Что он любил? Совершенно точно он любил своего внука Ваньку. Одно время я
постоянно встречал его с внуком на дальсельмашевском катке. Дед был всецело
сосредоточен на Ваньке. Еще он любил вспоминать то далекое время, когда сам
занимался легкой атлетикой. Правда, каких-то его рассказов о прошлом я не
припоминаю. Наверное, эпический стиль рассказчика с обилием различных
экскурсов и притормаживаний обрушивал мое мотыльковое восприятие напрочь.
О политике он говорил в своей обычной манере: растянуто и со множеством
отступлений. Лишь один раз высказался кратко. Не помню сейчас, что это было:
дефолт 98-го, какой-то очередной чеченский теракт или что-то еще в этом роде.
Короче, во время обсуждения очередной российской беды, которых в 90-е и в
начале нулевых было с избытком, Сергей Михайлович сказал так: ты понимаешь…
ни хрена хорошего из этого не получится. Я спросил: из чего? Он раздраженно
ответил: из всего вот этого. «Это цветочки еще. Ягодки ядовитые собирать будем».
Сейчас я понимаю, что он был прав. Причем задолго до наших политических
очарований и разочарований более позднего времени.

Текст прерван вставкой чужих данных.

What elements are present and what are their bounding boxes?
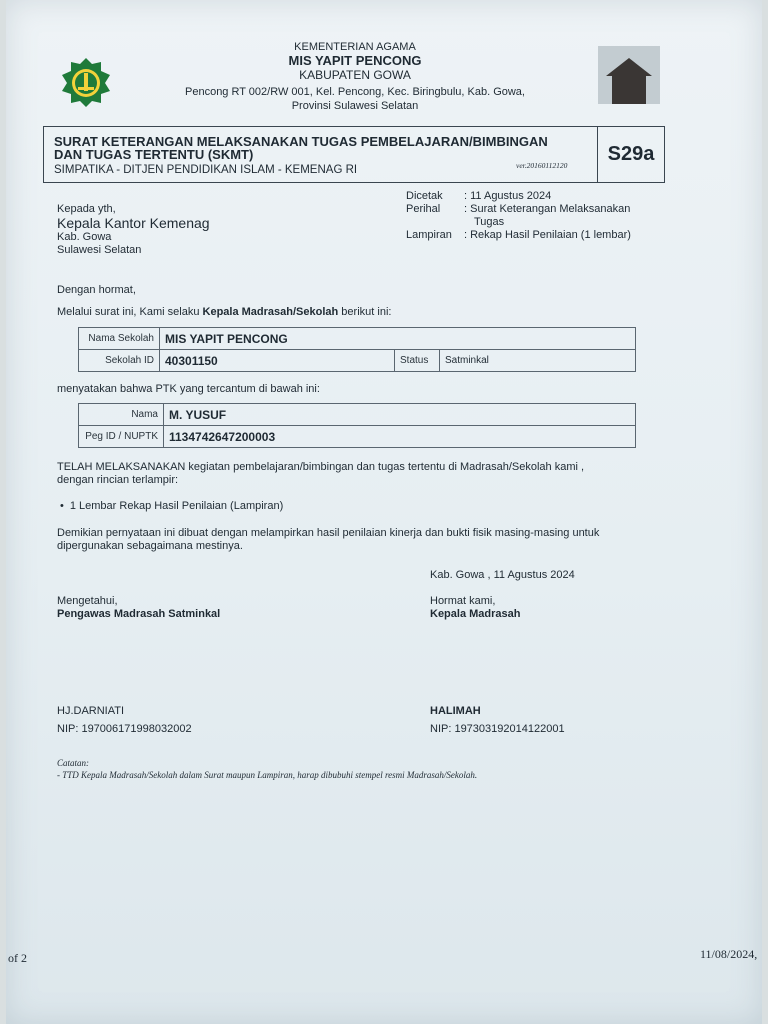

Первый ректор и его первый проректор были погодками и, как я уже сказал,
дополняли друг друга, как инь и янь. После смерти Сурнина Турбин стал как бы ни
о чем. К тому же он долго и тяжело болел, побеждая одну болезнь и отбивая
натиск следующей. Кроме того, ему было что делать: заботиться о дочери, о внуке.
В общем, жить. При новом ректоре он приходил в университет, скорее, по
привычке: как на привычное место из прежней жизни. Потом ушел. Сейчас вот
ушел совсем.

Настолько совсем, что даже прахом не захотел приложиться к земле. Почему? Кто
же знает. Кто знает, что с нами происходит в виду остро осознаваемого
неизбежного конца. А тот, кто знает, не рассказывает. И Сергей Михайлович не
стал исключением: даже его старые знакомые и давние коллеги не были осведомлены о его жизни последних пяти лет. Они запомнили его прежним: улыбчивым, разговорчивым. Высоким. С высокой и широкой залысиной. Тем самым нашим С. М. Турбиным.